HTML-Pruner-Llama-1B
Property | Value |
---|---|
Parameter Count | 1.24B parameters |
License | Apache 2.0 |
Paper | HtmlRAG: HTML is Better Than Plain Text for Modeling Retrieved Knowledge in RAG Systems |
Base Model | meta-llama/Llama-3.2-1B |
What is HTML-Pruner-Llama-1B?
HTML-Pruner-Llama-1B is a specialized language model designed to enhance RAG (Retrieval-Augmented Generation) systems by optimizing HTML content processing. This 1.24B parameter model implements an innovative two-step HTML pruning approach that maintains semantic integrity while reducing content length for more efficient processing.
Implementation Details
The model employs a sophisticated two-step block-tree-based HTML pruning strategy: first utilizing an embedding model for block scoring, followed by a path generative model for further refinement. It includes a Lossless HTML Cleaning process that preserves semantic information while removing redundant structures.
- Two-Step Block-Tree-Based HTML Pruning architecture
- Lossless HTML Cleaning capability
- Built on LLaMA architecture with BF16 tensor type
- Optimized for context windows up to 60 tokens
Core Capabilities
- Efficient HTML content pruning while maintaining semantic meaning
- Block-tree structure analysis and optimization
- Integration with various embedding models (BM25, BGE, E5-Mistral)
- Competitive performance across multiple QA datasets (ASQA, HotpotQA, NQ, TriviaQA)

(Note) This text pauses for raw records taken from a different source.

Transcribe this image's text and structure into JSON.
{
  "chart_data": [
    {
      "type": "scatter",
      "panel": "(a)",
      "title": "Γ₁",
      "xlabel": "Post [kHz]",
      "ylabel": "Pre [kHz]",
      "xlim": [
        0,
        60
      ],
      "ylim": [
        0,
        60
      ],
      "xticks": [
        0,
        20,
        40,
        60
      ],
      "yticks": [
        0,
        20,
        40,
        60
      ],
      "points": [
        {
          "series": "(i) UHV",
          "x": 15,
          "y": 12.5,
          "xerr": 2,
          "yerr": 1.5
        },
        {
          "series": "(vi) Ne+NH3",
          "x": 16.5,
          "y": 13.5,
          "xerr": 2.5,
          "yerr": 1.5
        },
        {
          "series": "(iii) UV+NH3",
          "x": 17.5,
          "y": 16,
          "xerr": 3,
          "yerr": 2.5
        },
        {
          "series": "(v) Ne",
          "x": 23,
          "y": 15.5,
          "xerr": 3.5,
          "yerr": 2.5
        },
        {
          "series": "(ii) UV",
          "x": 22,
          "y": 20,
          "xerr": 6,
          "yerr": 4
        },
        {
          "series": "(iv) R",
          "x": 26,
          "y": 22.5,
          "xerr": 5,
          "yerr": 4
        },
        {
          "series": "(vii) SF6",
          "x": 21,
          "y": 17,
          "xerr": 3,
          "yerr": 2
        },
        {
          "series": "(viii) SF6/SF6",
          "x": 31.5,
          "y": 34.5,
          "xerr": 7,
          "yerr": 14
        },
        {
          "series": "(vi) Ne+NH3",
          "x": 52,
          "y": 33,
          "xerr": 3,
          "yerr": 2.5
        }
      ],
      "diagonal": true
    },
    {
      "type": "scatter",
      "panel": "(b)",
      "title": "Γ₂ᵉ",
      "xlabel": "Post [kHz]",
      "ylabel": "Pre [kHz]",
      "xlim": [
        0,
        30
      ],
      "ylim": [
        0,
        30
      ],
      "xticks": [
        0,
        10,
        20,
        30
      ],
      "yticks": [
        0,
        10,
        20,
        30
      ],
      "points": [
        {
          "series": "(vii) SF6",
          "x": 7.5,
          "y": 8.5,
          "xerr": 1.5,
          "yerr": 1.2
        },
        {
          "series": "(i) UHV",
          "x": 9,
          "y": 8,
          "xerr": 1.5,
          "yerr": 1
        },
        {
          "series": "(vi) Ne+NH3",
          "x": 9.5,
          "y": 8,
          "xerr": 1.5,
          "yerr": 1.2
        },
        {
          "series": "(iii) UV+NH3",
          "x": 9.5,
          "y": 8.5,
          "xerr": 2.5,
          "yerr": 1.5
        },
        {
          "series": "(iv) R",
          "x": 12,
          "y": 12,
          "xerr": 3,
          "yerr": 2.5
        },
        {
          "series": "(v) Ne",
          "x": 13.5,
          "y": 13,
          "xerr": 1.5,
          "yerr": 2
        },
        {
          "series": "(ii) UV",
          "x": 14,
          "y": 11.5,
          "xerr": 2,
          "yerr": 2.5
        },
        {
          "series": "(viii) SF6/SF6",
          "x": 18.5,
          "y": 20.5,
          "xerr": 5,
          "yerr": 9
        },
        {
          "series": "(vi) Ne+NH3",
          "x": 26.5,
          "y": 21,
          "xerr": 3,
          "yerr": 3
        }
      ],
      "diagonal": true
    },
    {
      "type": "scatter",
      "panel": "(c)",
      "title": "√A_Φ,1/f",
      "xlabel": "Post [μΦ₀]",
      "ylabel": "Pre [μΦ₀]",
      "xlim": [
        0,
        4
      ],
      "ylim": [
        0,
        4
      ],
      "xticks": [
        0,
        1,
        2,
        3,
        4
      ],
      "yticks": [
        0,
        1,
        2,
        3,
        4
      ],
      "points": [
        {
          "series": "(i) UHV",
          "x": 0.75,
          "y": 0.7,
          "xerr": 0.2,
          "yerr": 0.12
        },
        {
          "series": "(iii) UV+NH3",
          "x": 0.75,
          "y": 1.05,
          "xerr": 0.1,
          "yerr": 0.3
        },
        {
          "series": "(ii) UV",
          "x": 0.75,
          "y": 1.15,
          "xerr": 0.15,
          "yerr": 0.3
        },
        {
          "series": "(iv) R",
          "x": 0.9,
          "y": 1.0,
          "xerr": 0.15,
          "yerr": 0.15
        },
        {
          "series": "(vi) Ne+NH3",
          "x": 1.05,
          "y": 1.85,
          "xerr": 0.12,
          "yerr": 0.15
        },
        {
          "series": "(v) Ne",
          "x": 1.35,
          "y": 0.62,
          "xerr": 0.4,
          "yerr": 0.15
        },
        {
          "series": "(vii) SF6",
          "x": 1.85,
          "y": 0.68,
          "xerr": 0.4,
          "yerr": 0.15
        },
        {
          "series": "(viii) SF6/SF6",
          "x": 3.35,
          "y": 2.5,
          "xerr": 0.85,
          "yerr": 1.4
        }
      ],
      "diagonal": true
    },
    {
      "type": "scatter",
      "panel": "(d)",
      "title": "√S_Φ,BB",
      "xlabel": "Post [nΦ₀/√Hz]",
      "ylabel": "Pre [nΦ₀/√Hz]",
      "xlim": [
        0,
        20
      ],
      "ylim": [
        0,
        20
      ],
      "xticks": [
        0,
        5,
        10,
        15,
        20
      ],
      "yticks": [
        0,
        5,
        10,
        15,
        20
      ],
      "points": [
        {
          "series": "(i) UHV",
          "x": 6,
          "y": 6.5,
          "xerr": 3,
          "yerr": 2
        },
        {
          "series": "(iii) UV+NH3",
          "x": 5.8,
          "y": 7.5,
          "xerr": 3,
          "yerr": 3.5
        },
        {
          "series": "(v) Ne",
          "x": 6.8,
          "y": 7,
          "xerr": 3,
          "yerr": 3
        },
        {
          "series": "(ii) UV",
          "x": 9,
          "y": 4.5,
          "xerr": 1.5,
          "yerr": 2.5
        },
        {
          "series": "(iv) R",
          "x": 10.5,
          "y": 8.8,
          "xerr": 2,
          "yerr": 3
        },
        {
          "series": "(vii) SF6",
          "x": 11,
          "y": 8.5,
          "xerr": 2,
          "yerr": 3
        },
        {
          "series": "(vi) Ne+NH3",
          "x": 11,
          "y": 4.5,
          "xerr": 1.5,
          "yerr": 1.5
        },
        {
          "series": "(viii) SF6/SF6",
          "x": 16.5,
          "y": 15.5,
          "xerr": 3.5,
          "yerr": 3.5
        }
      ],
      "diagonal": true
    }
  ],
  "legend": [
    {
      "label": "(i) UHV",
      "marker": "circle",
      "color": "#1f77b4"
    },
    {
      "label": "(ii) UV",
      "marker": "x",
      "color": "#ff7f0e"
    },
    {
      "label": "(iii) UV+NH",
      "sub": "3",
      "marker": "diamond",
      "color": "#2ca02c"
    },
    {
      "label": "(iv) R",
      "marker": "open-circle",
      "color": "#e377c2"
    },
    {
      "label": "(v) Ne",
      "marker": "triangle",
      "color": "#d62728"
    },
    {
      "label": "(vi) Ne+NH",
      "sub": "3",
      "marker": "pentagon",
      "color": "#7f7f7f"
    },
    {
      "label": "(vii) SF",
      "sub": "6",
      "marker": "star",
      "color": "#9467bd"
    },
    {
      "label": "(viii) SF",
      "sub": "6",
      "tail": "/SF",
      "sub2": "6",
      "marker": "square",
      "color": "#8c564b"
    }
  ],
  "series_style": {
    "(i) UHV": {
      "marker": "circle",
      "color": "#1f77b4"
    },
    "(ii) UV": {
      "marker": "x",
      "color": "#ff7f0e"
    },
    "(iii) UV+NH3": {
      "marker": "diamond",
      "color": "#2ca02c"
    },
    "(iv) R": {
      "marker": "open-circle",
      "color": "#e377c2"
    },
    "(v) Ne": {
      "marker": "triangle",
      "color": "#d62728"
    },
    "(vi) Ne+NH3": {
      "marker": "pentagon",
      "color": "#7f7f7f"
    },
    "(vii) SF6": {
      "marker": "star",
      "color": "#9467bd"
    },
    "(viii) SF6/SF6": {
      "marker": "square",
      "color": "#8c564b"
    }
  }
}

Frequently Asked Questions
Q: What makes this model unique?
This model stands out for its specialized HTML processing capabilities, offering a novel two-step pruning approach that outperforms traditional text-based RAG systems. It achieves state-of-the-art results across multiple benchmarks while maintaining HTML structure integrity.
Q: What are the recommended use cases?
The model is ideal for RAG systems requiring HTML document processing, question-answering systems, and applications needing efficient HTML content summarization while preserving semantic structure. It's particularly effective for scenarios where context length optimization is crucial.